We use an MLPRegressor (Neural Network). Neural networks are ideal for Deep Ensembles because they are sensitive to random initialization. By resetting the parameters for each member, we generate diverse functions that fit the training data but behave differently in the gap.

# Define the Base Estimator
# We use a large network to allow for flexibility/variance
base_model = MLPRegressor(
    hidden_layer_sizes=(100, 100),
    activation="relu",
    solver="adam",
    max_iter=2000,
    random_state=42,
)

# Create the Ensemble
# reset_params=True is important: it ensures each member starts with different weights
num_members = 10
ensemble_members = ensemble(base_model, num_members=num_members, reset_params=True)

print(f"Ensemble created with {len(ensemble_members)} members.")

# Train the Ensemble
print("Training ensemble members...")
for model in ensemble_members:
    model.fit(x_train, y_train)
print("Ensemble training complete.")

# Train a Single Control Model for comparison
single_model = clone(base_model)
single_model.fit(x_train, y_train)
print("Single model training complete.")

Ensemble created with 10 members.
Training ensemble members...

c:\Users\tim\probly\.venv\Lib\site-packages\sklearn\neural_network\_multilayer_perceptron.py:781: ConvergenceWarning: Stochastic Optimizer: Maximum iterations (2000) reached and the optimization hasn't converged yet.
  warnings.warn(

Ensemble training complete.
Single model training complete.

Predictions and Uncertainty Calculation¶

For the Single Model, we just get one prediction line.

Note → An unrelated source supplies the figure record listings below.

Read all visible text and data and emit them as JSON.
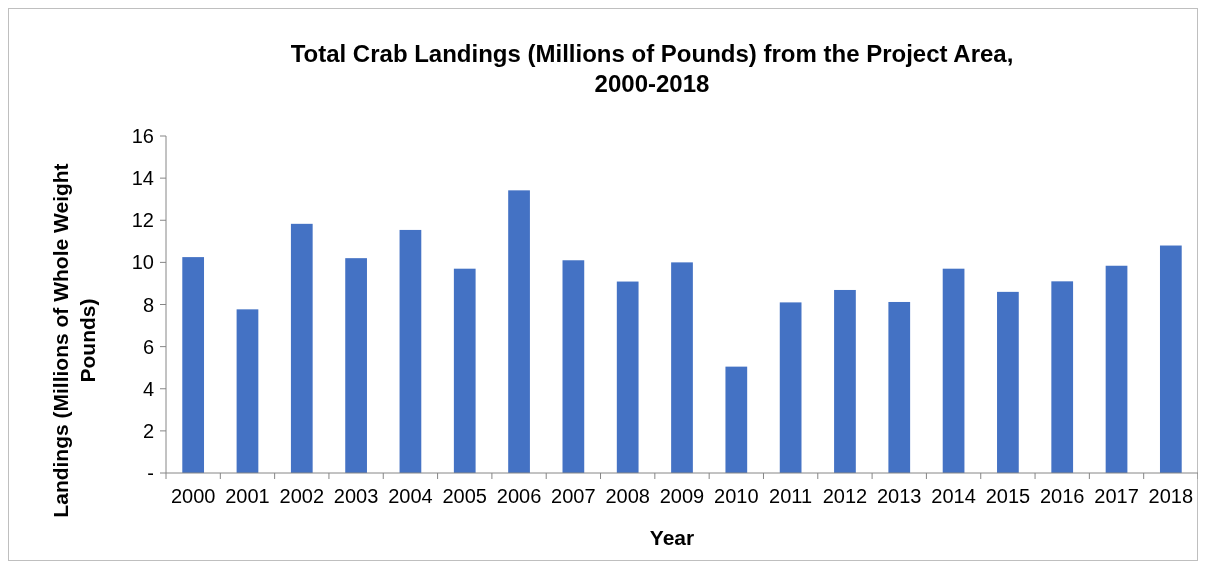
{
  "chart_data": {
    "type": "bar",
    "title": "Total Crab Landings (Millions of Pounds) from the Project Area,\n2000-2018",
    "xlabel": "Year",
    "ylabel": "Landings (Millions of Whole Weight\nPounds)",
    "categories": [
      "2000",
      "2001",
      "2002",
      "2003",
      "2004",
      "2005",
      "2006",
      "2007",
      "2008",
      "2009",
      "2010",
      "2011",
      "2012",
      "2013",
      "2014",
      "2015",
      "2016",
      "2017",
      "2018"
    ],
    "values": [
      10.25,
      7.77,
      11.83,
      10.2,
      11.54,
      9.7,
      13.42,
      10.1,
      9.09,
      10.0,
      5.05,
      8.1,
      8.69,
      8.12,
      9.7,
      8.6,
      9.1,
      9.84,
      10.8
    ],
    "color": "#4472c4",
    "ylim": [
      0,
      16
    ],
    "yticks": [
      {
        "value": 0,
        "label": "-"
      },
      2,
      4,
      6,
      8,
      10,
      12,
      14,
      16
    ],
    "grid": false
  }
}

For the Ensemble, we collect predictions from all members.

Mean: The consensus prediction.
Standard Deviation (Std): Measures the disagreement. High Std = High Uncertainty.

# Make Predictions

# Single Model
y_pred_single = single_model.predict(x_test)

# Ensemble: Collect predictions from all members
preds_stack = np.column_stack([m.predict(x_test) for m in ensemble_members])

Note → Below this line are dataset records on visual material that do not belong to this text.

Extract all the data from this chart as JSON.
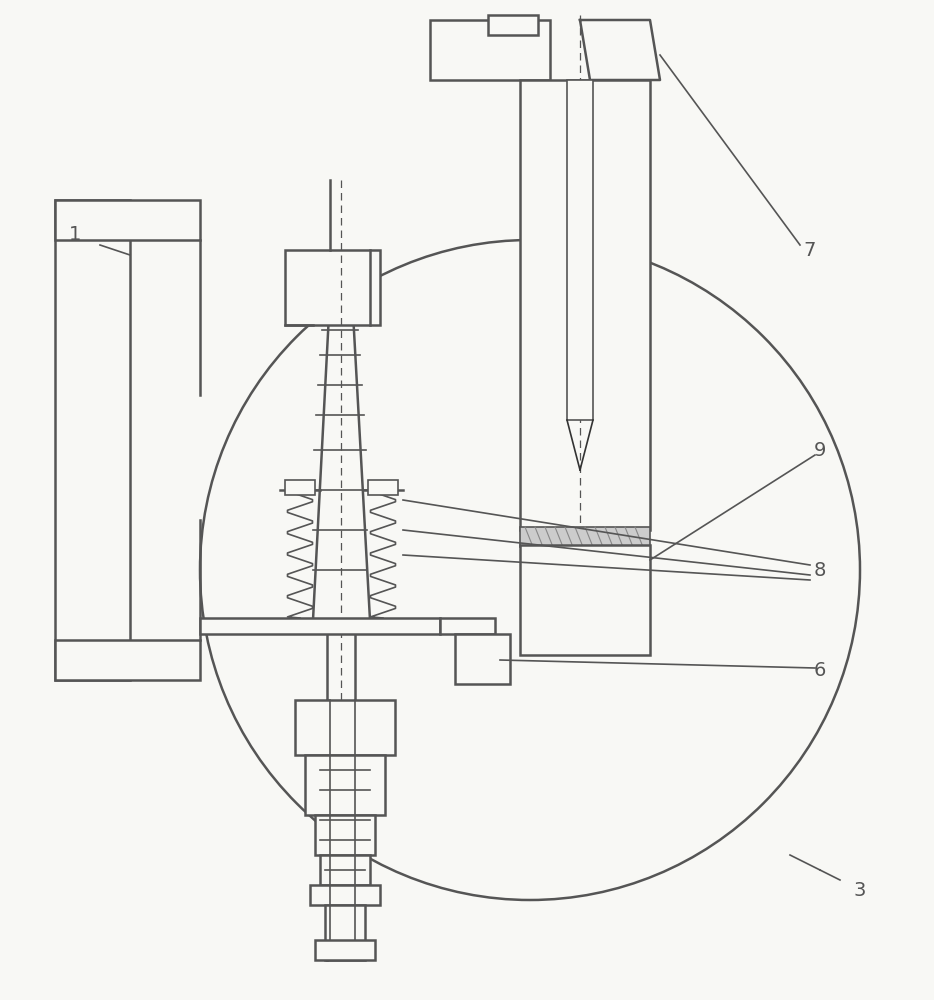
{
  "bg_color": "#f8f8f5",
  "lc": "#555555",
  "dc": "#333333",
  "label_fontsize": 14,
  "figsize": [
    9.34,
    10.0
  ],
  "dpi": 100
}
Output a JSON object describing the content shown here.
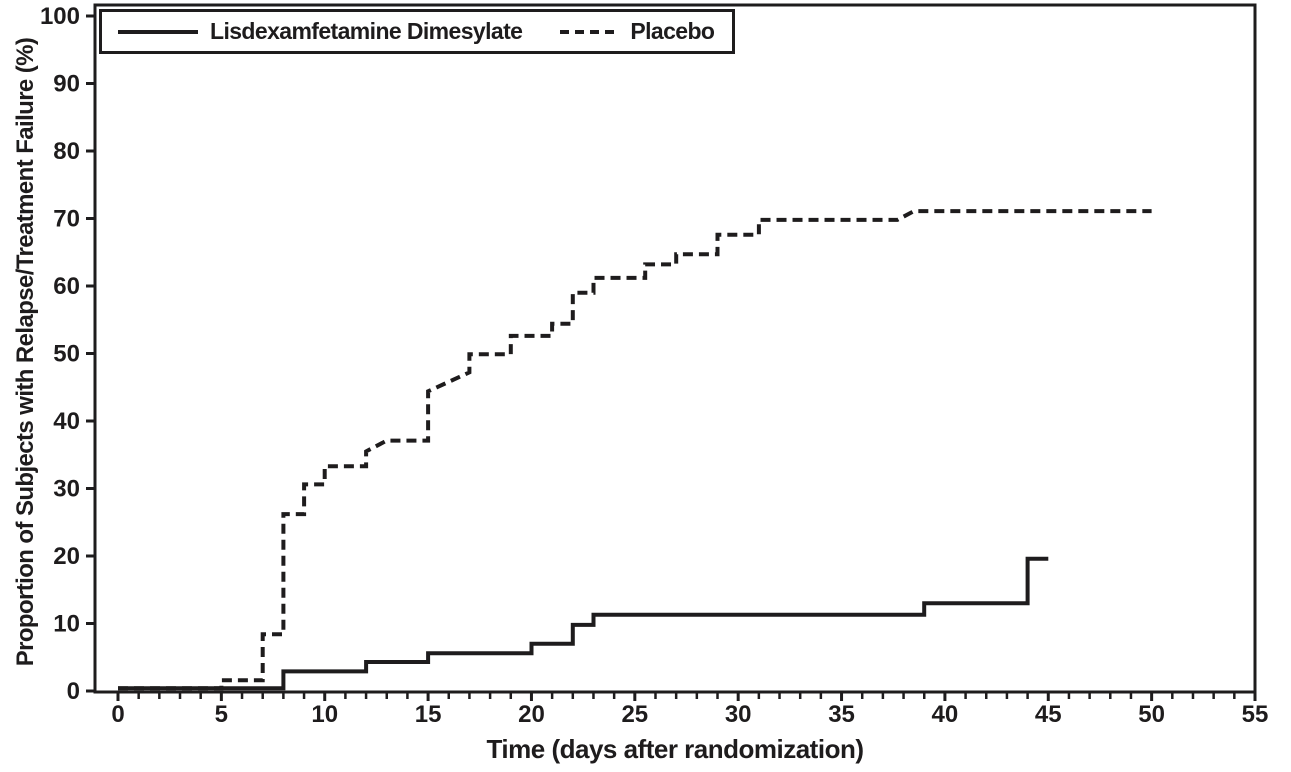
{
  "page": {
    "background": "#ffffff",
    "ink": "#1e1c1d"
  },
  "legend": {
    "position": "top-left-inside",
    "items": [
      {
        "label": "Lisdexamfetamine Dimesylate",
        "line_style": "solid"
      },
      {
        "label": "Placebo",
        "line_style": "dashed"
      }
    ]
  },
  "chart_data": {
    "type": "line",
    "subtype": "kaplan-meier-step",
    "title": "",
    "xlabel": "Time (days after randomization)",
    "ylabel": "Proportion of Subjects with Relapse/Treatment Failure (%)",
    "xlim": [
      0,
      55
    ],
    "ylim": [
      0,
      100
    ],
    "x_major_ticks": [
      0,
      5,
      10,
      15,
      20,
      25,
      30,
      35,
      40,
      45,
      50,
      55
    ],
    "x_minor_tick_interval": 1,
    "y_major_ticks": [
      0,
      10,
      20,
      30,
      40,
      50,
      60,
      70,
      80,
      90,
      100
    ],
    "grid": false,
    "frame": true,
    "legend_position": "top-left-inside",
    "series": [
      {
        "name": "Lisdexamfetamine Dimesylate",
        "style": "solid",
        "color": "#1e1c1d",
        "points": [
          [
            0,
            0.4
          ],
          [
            8,
            0.4
          ],
          [
            8,
            2.9
          ],
          [
            12,
            2.9
          ],
          [
            12,
            4.3
          ],
          [
            15,
            4.3
          ],
          [
            15,
            5.6
          ],
          [
            20,
            5.6
          ],
          [
            20,
            7.0
          ],
          [
            22,
            7.0
          ],
          [
            22,
            9.8
          ],
          [
            23,
            9.8
          ],
          [
            23,
            11.3
          ],
          [
            39,
            11.3
          ],
          [
            39,
            13.0
          ],
          [
            44,
            13.0
          ],
          [
            44,
            19.6
          ],
          [
            45,
            19.6
          ]
        ]
      },
      {
        "name": "Placebo",
        "style": "dashed",
        "color": "#1e1c1d",
        "points": [
          [
            0,
            0.4
          ],
          [
            5,
            0.4
          ],
          [
            5,
            1.6
          ],
          [
            7,
            1.6
          ],
          [
            7,
            8.4
          ],
          [
            8,
            8.4
          ],
          [
            8,
            26.2
          ],
          [
            9,
            26.2
          ],
          [
            9,
            30.6
          ],
          [
            10,
            30.6
          ],
          [
            10,
            33.3
          ],
          [
            12,
            33.3
          ],
          [
            12,
            35.5
          ],
          [
            13,
            37.1
          ],
          [
            15,
            37.1
          ],
          [
            15,
            44.4
          ],
          [
            17,
            47.2
          ],
          [
            17,
            49.9
          ],
          [
            19,
            49.9
          ],
          [
            19,
            52.6
          ],
          [
            21,
            52.6
          ],
          [
            21,
            54.4
          ],
          [
            22,
            54.4
          ],
          [
            22,
            59.0
          ],
          [
            23,
            59.0
          ],
          [
            23,
            61.2
          ],
          [
            25.5,
            61.2
          ],
          [
            25.5,
            63.2
          ],
          [
            27,
            63.2
          ],
          [
            27,
            64.7
          ],
          [
            29,
            64.7
          ],
          [
            29,
            67.6
          ],
          [
            31,
            67.6
          ],
          [
            31,
            69.8
          ],
          [
            37.7,
            69.8
          ],
          [
            38.5,
            71.1
          ],
          [
            50,
            71.1
          ]
        ]
      }
    ]
  }
}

# Calculate Mean and Uncertainty (Std Dev)
y_mean = np.mean(preds_stack, axis=1)
y_std = np.std(preds_stack, axis=1)

# Define Confidence Interval (e.g., +/- 2 Std Dev)
lower = y_mean - 2 * y_std
upper = y_mean + 2 * y_std

# Visualization
fig, axes = plt.subplots(1, 2, figsize=(16, 6), sharey=True)

# Plot Single Model
axes[0].scatter(x_train, y_train, color="black", s=10, label="Data")
axes[0].plot(x_test, y_pred_single, color="red", linewidth=2, label="Single Model")
axes[0].set_title("Standard Model (Overconfident)")
axes[0].axvspan(-1, 1, color="gray", alpha=0.1, label="No Data Gap")
axes[0].legend()

# Plot Ensemble
axes[1].scatter(x_train, y_train, color="black", s=10, label="Data")
axes[1].plot(x_test, y_mean, color="blue", linewidth=2, label="Ensemble Mean")
# Shaded area represents uncertainty
axes[1].fill_between(x_test.ravel(), lower, upper, color="blue", alpha=0.3, label="Uncertainty (±2 std)")
axes[1].set_title(f"Ensemble (N={num_members}) - Uncertainty Aware")
axes[1].axvspan(-1, 1, color="gray", alpha=0.1, label="No Data Gap")
axes[1].legend()

plt.show()

../../_images/7b16a3abd91bb6804abd49a2e4cfe0c22da27a2accb0e07a33ab9a0c46b7fe60.png

Conclusion¶

As seen in the plots above:

The Standard Model interpolates across the gap (gray zone) with a single, confident line. It gives no indication that it is “guessing” in that region.
The Ensemble shows a wide shaded area in the gap. The individual members disagree on the function shape where no data exists.

Result: The ensemble implementation successfully makes the model uncertainty-aware. It provides a measure of confidence that allows us to trust predictions in the data-dense regions while flagging predictions in the dataless regions as uncertain.